O Novo Marco do Saneamento e os desafios das áreas rurais

Universalizar o saneamento exige estratégias técnicas adaptadas à realidade rural. Conheça os caminhos possíveis.

Anderson Meira

2/25/2026

Universalização: uma meta nacional, um desafio territorial

O Novo Marco Legal do Saneamento estabelece metas ambiciosas:
99% da população com acesso à água potável e 90% com coleta e tratamento de esgoto até 2033.

A legislação reorganizou o setor, fortaleceu a regionalização e ampliou a exigência de eficiência operacional.

Mas existe uma pergunta que desafia a prática:

Como universalizar o saneamento onde não há adensamento urbano suficiente para sustentar redes convencionais?

A resposta passa necessariamente pelas áreas rurais e comunidades dispersas.

O ponto crítico: densidade populacional

Modelos tradicionais de saneamento foram concebidos para ambientes urbanos, com alta concentração de domicílios e viabilidade econômica de redes coletoras extensas.

No meio rural, o cenário é diferente:

• Moradias afastadas entre si
• Longas distâncias até centros urbanos
• Custos elevados por ligação
• Baixa escala de operação

Replicar o modelo urbano no campo não é apenas ineficiente.
Em muitos casos, é inviável.

O risco de invisibilidade rural

Historicamente, os diagnósticos municipais priorizaram áreas urbanas por apresentarem maior concentração populacional e maior visibilidade política.

O resultado é conhecido:

• Soluções improvisadas
• Sistemas individuais sem padronização
• Contaminação de solos e mananciais
• Impactos diretos na saúde pública

A universalização não pode ignorar essa parcela do território.

Sem estratégia específica, a meta legal se torna estatística, mas não realidade concreta.

Soluções descentralizadas como estratégia estruturante

Atender áreas rurais exige abordagem técnica própria.

As soluções descentralizadas surgem como alternativa viável e estruturante, incluindo:

• Sistemas individuais adequados às características do solo
• Tecnologias como fossas sépticas biodigestoras
• Sistemas comunitários de pequeno porte
• Unidades compactas de tratamento

A escolha da solução deve considerar:

• Tipo de solo
• Disponibilidade hídrica
• Capacidade de manutenção local
• Sustentabilidade econômica

Não se trata de improviso.
Trata-se de engenharia adaptada ao território.

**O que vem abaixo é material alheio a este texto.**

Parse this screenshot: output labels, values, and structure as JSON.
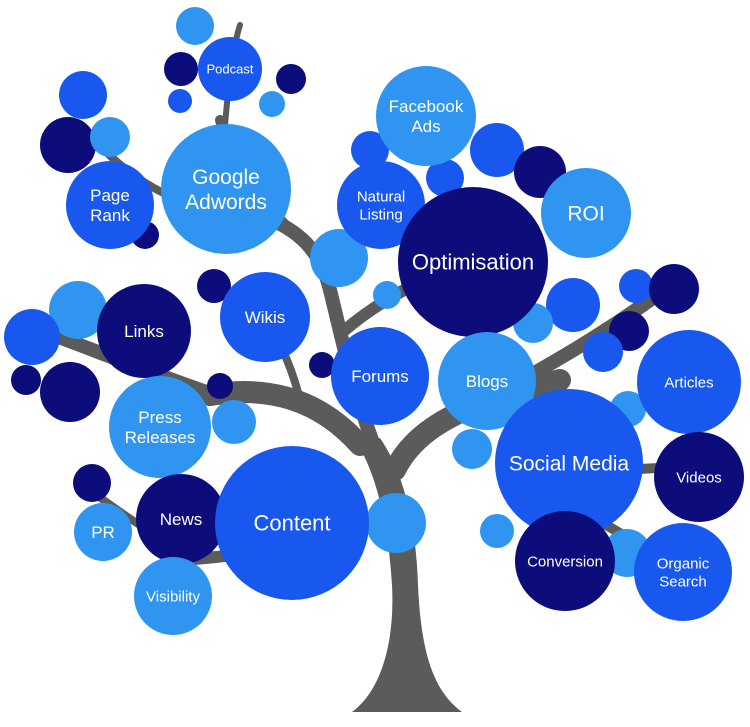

Planejamento como base para viabilidade

Para que as soluções descentralizadas sejam efetivas, é indispensável planejamento estruturado.

Isso envolve:

1. Mapeamento georreferenciado das residências rurais
Identificação precisa da localização das moradias e das condições ambientais.

2. Diagnóstico técnico das soluções existentes
Avaliação de sistemas atuais e identificação de riscos sanitários.

3. Definição de diretrizes técnicas padronizadas
Estabelecimento de critérios claros para implantação e manutenção.

4. Estruturação de modelo de financiamento
Integração das soluções ao planejamento orçamentário municipal e às possibilidades de captação de recursos.

Sem esse conjunto de etapas, a política pública perde continuidade.

O papel do Plano Municipal de Saneamento

O Plano Municipal de Saneamento Básico é o instrumento central para incorporar a estratégia rural à política pública.

Quando estruturado com inteligência territorial, ele permite:

• Quantificar o déficit rural com precisão
• Definir metas específicas para áreas dispersas
• Priorizar comunidades mais vulneráveis
• Organizar implantação escalonada

Universalizar não significa aplicar a mesma solução para todos.
Significa garantir atendimento adequado a cada realidade.

Governança e continuidade

O Novo Marco também reforça a importância da regionalização e da eficiência operacional.

No contexto rural, isso exige:

• Integração entre municípios
• Apoio técnico permanente
• Capacitação local para operação e manutenção
• Monitoramento contínuo das soluções implantadas

A sustentabilidade do sistema depende tanto da tecnologia escolhida quanto da governança estruturada.

Conclusão | Universalização com inteligência territorial

A meta legal é nacional.
A solução é territorial.

Áreas rurais não podem ser tratadas como extensão residual da política urbana. Elas exigem metodologia própria, tecnologia apropriada e planejamento consistente.

Quando o município reconhece essa especificidade e estrutura soluções descentralizadas com base técnica sólida, a universalização deixa de ser promessa e se torna política pública concreta.

Universalizar o saneamento é, antes de tudo, compreender o território em sua totalidade.